For display as plain text it is necessary to explicitly change spaces to line breaks in appropriate places so the text fills a given number of columns as much as possible without going past the given number of columns. If the text contains a word (sequence of characters unbroken by a space) that is longer than the column limit, that word should be on a line of its own which cannot help extending beyond the column limit.

Write an application named word2txt.py that satisfies the following concise documentation:

Usage: python word2txt.py [-w width | /w width] infile [outfile]
    Copy infile to outfile wrapping long lines for a given maximum line length
    (default 80). outfile defaults to standard output.
    Perform unit if test is true.
In your program use the openFile function developed in lab and write a function wrapLines that takes an input and output files as in the replaceTabs function, and a keyword width argument that specifies the wrapping column width, which defaults to 80. If the application is called with improper usage, print the above concise documentation and terminate the application. If the file names are bad, the openFile function will prompt repeatedly for a file name until a good one is entered. Note that either Unix- or Window-style switches are supported, and they are optional, and the output file name is optional as well. The square brackets mean optional, as usual, and the vertical bar means one or the other of the possibilities on either side of it.

Paragraph breaks are indicated in the input by a new line, and in the output by a blank line.

If there are word breaks consisting of multiple whitespace characters, you may handle this in a variety of ways, such as lines that appear to break prematurely (as in the example below) and reducing multiple whitespace characters to one throughout. But one thing is required: this should never result in an output line that contains only whitespace, for that looks like a blank line, which indicates a new paragraph. A blank line should be output only when going from one input line to the next.
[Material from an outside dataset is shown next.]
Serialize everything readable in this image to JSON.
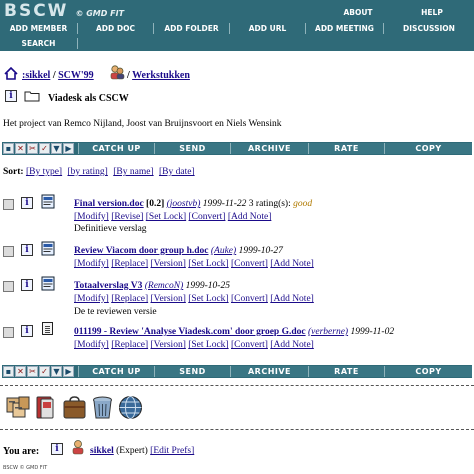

For example, given that the file test.txt contains

This is a file
with_a_very_long_word
and      extra spaces. Try with a width of 6.

A second paragraph.
a partial test follows:
>python word2txt.py /w 12 test.txt out.txt
>type out.txt
This is a
file
with_a_very_long_word
and
extra
spaces. Try
with a width
of 6.
>python word2txt.py test.txt
This is a file
with_a_very_long_word
and      extra spaces. Try with a width of 6.
>python word2txt.py -w 6 test.txt
This
is a
file
with_a_very_long_word
and
extra
spaces.
Try
with a
width
of 6.

A second
paragraph.
>python word2txt.py
Usage: python word2txt.py [-w width | /w width] infile [outfile]
    Copy infile to outfile wrapping long lines for a given maximum line width
    (default 80). outfile defaults to standard output.
    Perform unit if test is true.

Your application's main method should take a keyword test parameter that defaults to false as in the lab application. Use this to include a test of your wrapLines function. You will want to change the call to main at the end of the program to perform this test, but be sure to change it back to a call to main with no arguments before submitting your assignment. (If is fine to leave testing code in a program you submit, but it should always be disabled either by commenting it out or bypassing it as in this case with a test that is false when the program is run as it is submitted.)

When you are done, submit your final word2txt.py file as a8 using Vincent.

Hints:

  1. If the optional switch arguments are present, after processing them you can delete them from sys.argv so you can process the file name(s) the same way whether the switch is present or absent.
  2. The string.rfind function is useful.
  3. Work some line wrapping examples by hand, being sure to test exceptional conditions such as long words. Only try to program something when you are confident you know how to do it manually. Then programming is just teaching the computer what you already know.